| Agustín Marco :: 17/05/2006 :: 08:09 h.
Astroc, la compañía inmobiliaria valenciana que hoy presenta su salida a bolsa, despidió a su consejero delegado, Fernando Cos-Gayón López, hace apenas un mes y medio, en pleno proceso de presentación de la sociedad a los analistas bursátiles. El directivo se incorporó a la empresa en octubre del pasado año y tiene un contrato blindado hasta 2009, según el folleto aprobado por la CNMV.
Astroc, que el pasado viernes recibió el visto bueno de la Comisión Nacional del Mercado de Valores (CNMV) a la colocación en bolsa del 25% del capital, anda metida en una guerra interna que se ha llevado por delante al primer ejecutivo de la compañía, según reza el folleto de salida a bolsa de la compañía valenciana. El grupo presidido por Enrique Bañuelos de Castro destituyó al consejero delegado en el consejo de administración celebrado el 31 de marzo porque consideró que no era la persona adecuada para llevar acabo el nuevo proyecto de la compañía.
Otras fuentes indican que la decisión estuvo influida por las presiones de los antiguos directivos de Astroc, que vieron con malos ojos la llegada de un número dos. Cos-Gayón se incorporó al grupo valenciano procedente de Metrovacesa el 14 de octubre de 2005 para liderar un grupo que pretendía aprovechar el gran momento de las inmobiliarias en bolsa para obtener financiación y dar entrada a nuevos socios. No lo hizo solo ya que reunió a un grupo de personas de su confianza que también abandonaron sus puestos en compañías como CB Richard Ellis, Metrovacesa y SOS Cuétara.
La llegada de estos directivos provocó divergencias con los antiguos directivos de Astroc, con los que no congeniaron. El joven empresario valenciano, que creó Astroc en 1999, se decantó por seguir con su equipo de toda la vida y decidió destituir al recientemente nombrado consejero delegado, detrás del cual salieron sus colaboradores. Algunos no han estado en sus puestos ni dos meses. En el caso del consejero delegado, su experiencia laboral en Astroc se reduce a cinco meses y medio.
Así viene explicado en el folleto informativo de la salida bolsa, en el que se indica que todavía no se le ha pagado nada por la terminación adelantada de su contrato. La propia compañía no descarta que Cos-Gayón inicie “actuaciones legales para reclamar las indemnizaciones recogidas en el contrato firmado entre ambas partes en octubre de 2005”. Si así fuera y el juzgado le diera la razón, Astroc debería de pagar a su ex directivo más de tres años y medio de sueldo, ya que su contrato estaba blindado hasta el 14 de octubre de 2009.

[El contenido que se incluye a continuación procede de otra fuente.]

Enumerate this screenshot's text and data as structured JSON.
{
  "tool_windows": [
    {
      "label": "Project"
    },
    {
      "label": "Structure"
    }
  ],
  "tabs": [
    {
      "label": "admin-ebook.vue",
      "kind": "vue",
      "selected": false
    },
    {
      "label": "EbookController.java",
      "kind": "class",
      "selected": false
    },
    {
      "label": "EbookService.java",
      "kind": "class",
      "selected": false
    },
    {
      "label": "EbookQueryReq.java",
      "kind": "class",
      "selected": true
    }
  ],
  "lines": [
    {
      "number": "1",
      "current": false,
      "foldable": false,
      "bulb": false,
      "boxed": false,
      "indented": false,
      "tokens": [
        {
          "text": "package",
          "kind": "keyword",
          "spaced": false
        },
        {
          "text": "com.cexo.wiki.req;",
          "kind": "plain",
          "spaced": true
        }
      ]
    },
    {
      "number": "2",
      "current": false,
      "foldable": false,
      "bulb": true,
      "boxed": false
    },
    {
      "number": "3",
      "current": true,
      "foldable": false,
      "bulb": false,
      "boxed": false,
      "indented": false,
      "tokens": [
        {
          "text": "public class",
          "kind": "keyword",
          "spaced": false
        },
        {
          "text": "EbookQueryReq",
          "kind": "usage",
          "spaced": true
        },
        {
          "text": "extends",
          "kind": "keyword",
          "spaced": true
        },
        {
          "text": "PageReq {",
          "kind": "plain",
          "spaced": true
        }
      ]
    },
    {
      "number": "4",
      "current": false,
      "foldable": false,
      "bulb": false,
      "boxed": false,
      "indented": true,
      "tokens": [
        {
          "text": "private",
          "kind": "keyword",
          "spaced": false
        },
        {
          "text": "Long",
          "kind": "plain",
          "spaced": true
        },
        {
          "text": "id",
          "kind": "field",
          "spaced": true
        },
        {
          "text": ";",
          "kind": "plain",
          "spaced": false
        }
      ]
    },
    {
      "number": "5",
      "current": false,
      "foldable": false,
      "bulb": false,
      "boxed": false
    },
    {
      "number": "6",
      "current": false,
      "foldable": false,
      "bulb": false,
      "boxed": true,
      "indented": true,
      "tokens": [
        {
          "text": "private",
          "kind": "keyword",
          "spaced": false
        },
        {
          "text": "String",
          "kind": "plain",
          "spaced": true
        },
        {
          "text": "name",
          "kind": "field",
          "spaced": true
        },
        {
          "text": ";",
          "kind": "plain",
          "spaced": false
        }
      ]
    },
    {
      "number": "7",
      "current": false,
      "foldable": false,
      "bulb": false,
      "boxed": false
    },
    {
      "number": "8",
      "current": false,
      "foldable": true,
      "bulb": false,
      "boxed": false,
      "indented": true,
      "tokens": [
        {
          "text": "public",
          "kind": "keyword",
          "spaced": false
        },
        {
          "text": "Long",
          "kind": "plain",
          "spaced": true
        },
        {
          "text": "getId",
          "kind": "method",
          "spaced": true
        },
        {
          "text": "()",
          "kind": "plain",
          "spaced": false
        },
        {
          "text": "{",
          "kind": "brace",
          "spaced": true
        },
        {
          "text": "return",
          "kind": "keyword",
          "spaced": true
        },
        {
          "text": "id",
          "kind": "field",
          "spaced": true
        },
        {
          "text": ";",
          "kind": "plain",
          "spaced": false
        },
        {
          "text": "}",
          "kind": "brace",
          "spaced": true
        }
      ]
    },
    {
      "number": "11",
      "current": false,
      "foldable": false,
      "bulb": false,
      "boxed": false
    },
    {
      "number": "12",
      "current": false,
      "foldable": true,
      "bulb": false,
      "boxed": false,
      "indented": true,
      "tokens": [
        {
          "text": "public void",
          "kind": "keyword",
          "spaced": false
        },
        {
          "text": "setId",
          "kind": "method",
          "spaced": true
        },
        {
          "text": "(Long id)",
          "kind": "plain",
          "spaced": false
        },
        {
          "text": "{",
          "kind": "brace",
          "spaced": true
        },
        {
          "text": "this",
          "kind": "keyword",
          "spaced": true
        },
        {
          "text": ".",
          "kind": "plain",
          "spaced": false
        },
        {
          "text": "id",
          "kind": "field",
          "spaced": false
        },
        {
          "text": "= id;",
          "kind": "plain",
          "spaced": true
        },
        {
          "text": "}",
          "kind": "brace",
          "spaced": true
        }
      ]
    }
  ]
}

En el puesto de Cos-Gayón fue nombrado Juan Francisco Palomero, un ejecutivo con cerca de diez años de experiencia en el grupo y que según fuentes de Astroc era el más indicado para afrontar esta nueva etapa de la compañía.
Dependencia de Bañuelos
La decisión de destituir a Cos-Gayón la adoptó de forma unipersonal Enrique Bañuelos, entre otras cosas porque es el principal accionista de la sociedad. Tras la OPV tendrá un 75% del capital de la inmobiliaria, participación de control que para la Comisión Nacional del Mercado de Valores (CNMV) es un factor de riesgo. “Tendrá capacidad de decisión en los asuntos que hayan de ser aprobados por la Junta de Accionistas. Los intereses de Enrique Bañuelos de Castro podrían no ser coincidentes con los de otros accionistas”, indica el folleto, que añade que Bañuelos sólo se compromete a no vender toda su participación en un año.

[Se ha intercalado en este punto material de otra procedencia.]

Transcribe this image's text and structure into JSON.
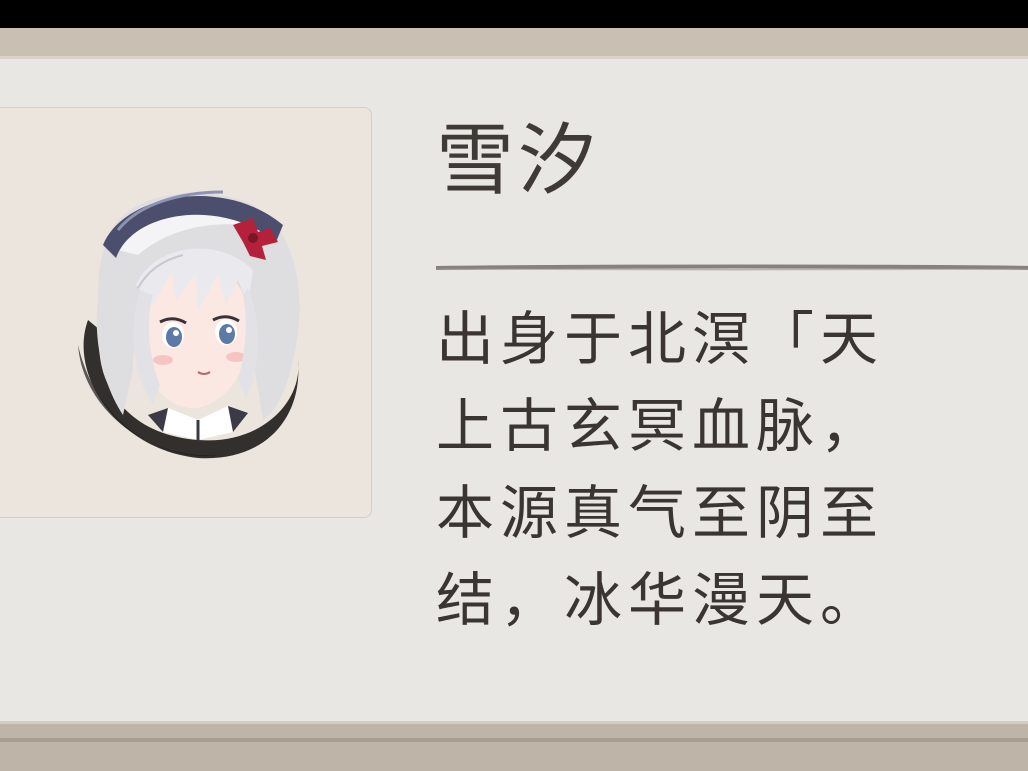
{
  "character": {
    "name": "雪汐",
    "description_lines": [
      "出身于北溟「天",
      "上古玄冥血脉，",
      "本源真气至阴至",
      "结，冰华漫天。"
    ]
  },
  "colors": {
    "panel_background": "#e9e7e3",
    "frame": "#c9bfb3",
    "text": "#3a3532",
    "hair_accent": "#b3223a"
  }
}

Esta especificación viene a colación de la excesiva relación entre Astroc y algunas de las empresas participadas por Bañuelos y otros directivos. De hecho, Astroc vendió a Astroc Inmuebles, sociedad controlada por el presidente, activos por más de 100 millones de euros. Esta cifra representaría cerca del 20% de la cifra de negocios de la compañía en 2005.
Astroc considera que todas las operaciones vinculadas con sus consejeros (desde asesoramiento financiero a contratos de limpieza y mantenimiento de la empresa) se han hecho en las mejores condiciones de mercado, pero el folleto de la CNMV añade que “no puede garantizarse que no hubiera sido posible obtener mejores condiciones de terceros”.